General screening for copper concentrations is not recommended or necessary. Many people with conditions not associated with copper, such as people with infections or inflammation, may have temporarily increased concentrations.
Can I choose either a blood (total or free) or urine copper test?
These tests provide complementary information and your healthcare provider will determine which tests are necessary to evaluate your condition.
Copper deficiency treatment
Treatment of copper deficiency consists of parenteral (IV) and oral copper replacement until normal copper levels in blood are achieved. The response to copper replacement is variable and likely depends on the degree and duration of copper depletion.

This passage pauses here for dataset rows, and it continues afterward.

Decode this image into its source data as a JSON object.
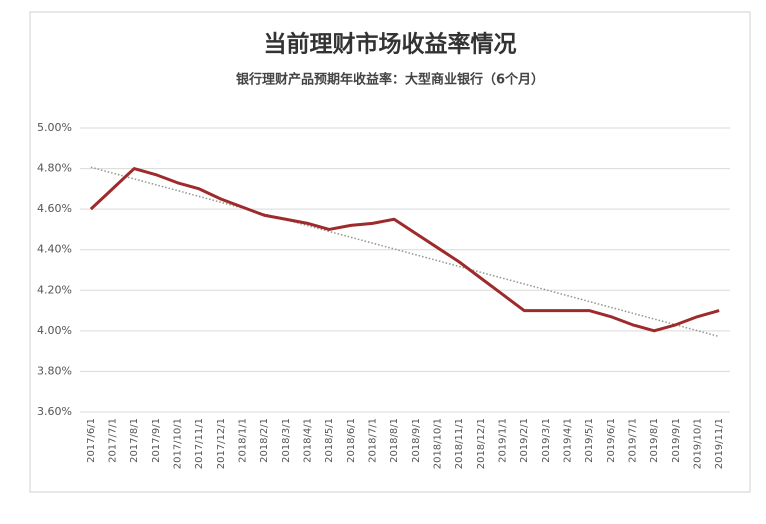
{
  "chart_data": {
    "type": "line",
    "title": "当前理财市场收益率情况",
    "subtitle": "银行理财产品预期年收益率：大型商业银行（6个月）",
    "categories": [
      "2017/6/1",
      "2017/7/1",
      "2017/8/1",
      "2017/9/1",
      "2017/10/1",
      "2017/11/1",
      "2017/12/1",
      "2018/1/1",
      "2018/2/1",
      "2018/3/1",
      "2018/4/1",
      "2018/5/1",
      "2018/6/1",
      "2018/7/1",
      "2018/8/1",
      "2018/9/1",
      "2018/10/1",
      "2018/11/1",
      "2018/12/1",
      "2019/1/1",
      "2019/2/1",
      "2019/3/1",
      "2019/4/1",
      "2019/5/1",
      "2019/6/1",
      "2019/7/1",
      "2019/8/1",
      "2019/9/1",
      "2019/10/1",
      "2019/11/1"
    ],
    "values": [
      4.6,
      4.7,
      4.8,
      4.77,
      4.73,
      4.7,
      4.65,
      4.61,
      4.57,
      4.55,
      4.53,
      4.5,
      4.52,
      4.53,
      4.55,
      4.48,
      4.41,
      4.34,
      4.26,
      4.18,
      4.1,
      4.1,
      4.1,
      4.1,
      4.07,
      4.03,
      4.0,
      4.03,
      4.07,
      4.1
    ],
    "color": "#9e2a2b",
    "trendline": {
      "color": "#8a9a8a",
      "style": "dotted"
    },
    "ylim": [
      3.6,
      5.0
    ],
    "yticks": [
      {
        "value": 3.6,
        "label": "3.60%"
      },
      {
        "value": 3.8,
        "label": "3.80%"
      },
      {
        "value": 4.0,
        "label": "4.00%"
      },
      {
        "value": 4.2,
        "label": "4.20%"
      },
      {
        "value": 4.4,
        "label": "4.40%"
      },
      {
        "value": 4.6,
        "label": "4.60%"
      },
      {
        "value": 4.8,
        "label": "4.80%"
      },
      {
        "value": 5.0,
        "label": "5.00%"
      }
    ],
    "grid": true
  }
}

The hematologic abnormalities have been reported to correct within four to six weeks; however, improvements in neurologic symptoms are modest and often difficult to demonstrate objectively. Paresthesias may resolve, but significant gait abnormalities may remain, consistent with clinical observations in reported cases 168. Despite malabsorption being the likely mechanism underlying some copper deficiency after roux-en-Y gastric bypass surgery, oral supplementation has been found to correct copper deficiency, suggesting that super-saturation of intestinal copper transport systems is a reliable way to maintain adequate serum levels 169.
Copper deficiency treatment dose
Typical daily doses were equivalent to 2–4 mg of elemental copper 170. In one case attributed to non-bariatric gastrointestinal surgery, administration of 2 mg of oral copper per day normalized blood parameters and improved neurological symptoms. However, a subsequent symptomatic and biochemical relapse necessitated that the dose be incremented to 4 mg and then 6 mg, which achieved sustained remission 171. Another patient with idiopathic zinc overload was poorly compliant with oral copper supplementation at 2 mg/day. His serum copper levels remained low and the neurological deficit progressed, though serum ceruloplasmin increased to a value at the low end of the normal range and the anaemia resolved. The copper dose was gradually escalated to 8 mg/day but compliance remained poor and he continued to deteriorate neurologically. Subsequently, the patient reported better compliance and his neurological status improved. However, his highest recorded serum copper level remained below the normal range, and it was unclear whether this reflected insufficient dosage, poor compliance or other factors. Copper doses of up to 9 mg per day have been reported 122.